Today was interesting... I ended up coming home early from school. First block i had p.e. and was goalie in soccer (fuck my life) I ended up with bruises covering almost every inch of my body... Not to mention banging my fractured toe. Right after leaving the change room i get called to the office, and was told i had to get vaccines.. (again fuck my life..) I pulled the "wimpy" card and called my dad to pick me up. So now here I am lying in bed with my dog watching Heartland.
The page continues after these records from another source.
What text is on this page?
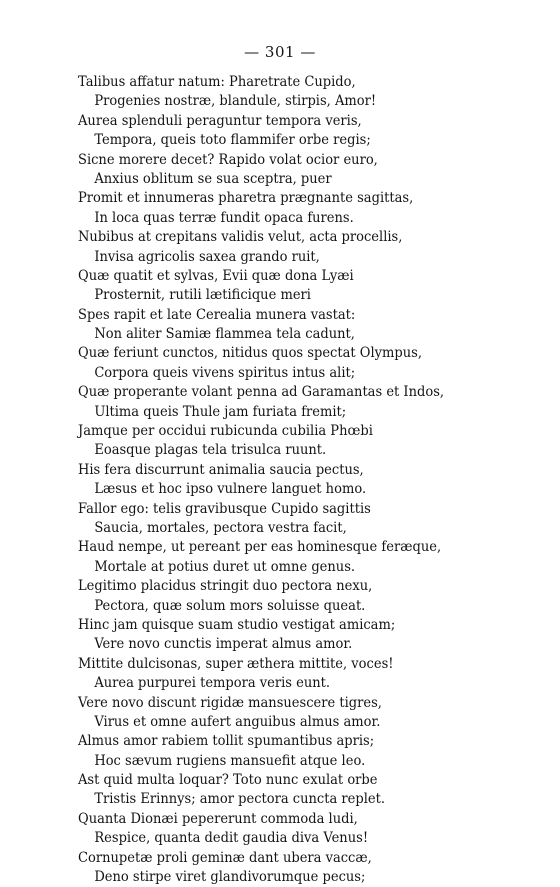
— 301 —
Talibus affatur natum: Pharetrate Cupido,
Progenies nostræ, blandule, stirpis, Amor!
Aurea splenduli peraguntur tempora veris,
Tempora, queis toto flammifer orbe regis;
Sicne morere decet? Rapido volat ocior euro,
Anxius oblitum se sua sceptra, puer
Promit et innumeras pharetra prægnante sagittas,
In loca quas terræ fundit opaca furens.
Nubibus at crepitans validis velut, acta procellis,
Invisa agricolis saxea grando ruit,
Quæ quatit et sylvas, Evii quæ dona Lyæi
Prosternit, rutili lætificique meri
Spes rapit et late Cerealia munera vastat:
Non aliter Samiæ flammea tela cadunt,
Quæ feriunt cunctos, nitidus quos spectat Olympus,
Corpora queis vivens spiritus intus alit;
Quæ properante volant penna ad Garamantas et Indos,
Ultima queis Thule jam furiata fremit;
Jamque per occidui rubicunda cubilia Phœbi
Eoasque plagas tela trisulca ruunt.
His fera discurrunt animalia saucia pectus,
Læsus et hoc ipso vulnere languet homo.
Fallor ego: telis gravibusque Cupido sagittis
Saucia, mortales, pectora vestra facit,
Haud nempe, ut pereant per eas hominesque feræque,
Mortale at potius duret ut omne genus.
Legitimo placidus stringit duo pectora nexu,
Pectora, quæ solum mors soluisse queat.
Hinc jam quisque suam studio vestigat amicam;
Vere novo cunctis imperat almus amor.
Mittite dulcisonas, super æthera mittite, voces!
Aurea purpurei tempora veris eunt.
Vere novo discunt rigidæ mansuescere tigres,
Virus et omne aufert anguibus almus amor.
Almus amor rabiem tollit spumantibus apris;
Hoc sævum rugiens mansuefit atque leo.
Ast quid multa loquar? Toto nunc exulat orbe
Tristis Erinnys; amor pectora cuncta replet.
Quanta Dionæi pepererunt commoda ludi,
Respice, quanta dedit gaudia diva Venus!
Cornupetæ proli geminæ dant ubera vaccæ,
Deno stirpe viret glandivorumque pecus;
I'm starting to think this whole "blog" thing might just turn out to be fun..
Ugh i just remembered I have to take a ferry tomorrow with my brother (Ian 21 years old) to the island  to help my mom with the rest of the boxes.. (shes moving back to the mainland!! (I havent lived in the same town as my mom for almost 5 years...) Anyways you'll probably get another post later tonight if I don't fall asleep first.

Tuesday, May 28, 2013

Blog Start

Well well well, hello world. I'm Isabel. I'm 15 years old, not the best speller, and my grammar might want you to rip your hair out... This blog is going to be my outlet. You see i haven't been feeling the best about life lately, and i'm making this promise to my self that for 1 year, i will make at least 3 or more blog posts a week. Even if their short little pity parties, or i'm talking shit about my parent.. It will be on here. I need something to live for, so hopefully this might give me some motivation... At least for a year, so buckle up folks and enjoy the emotional ride of a teenage girls life.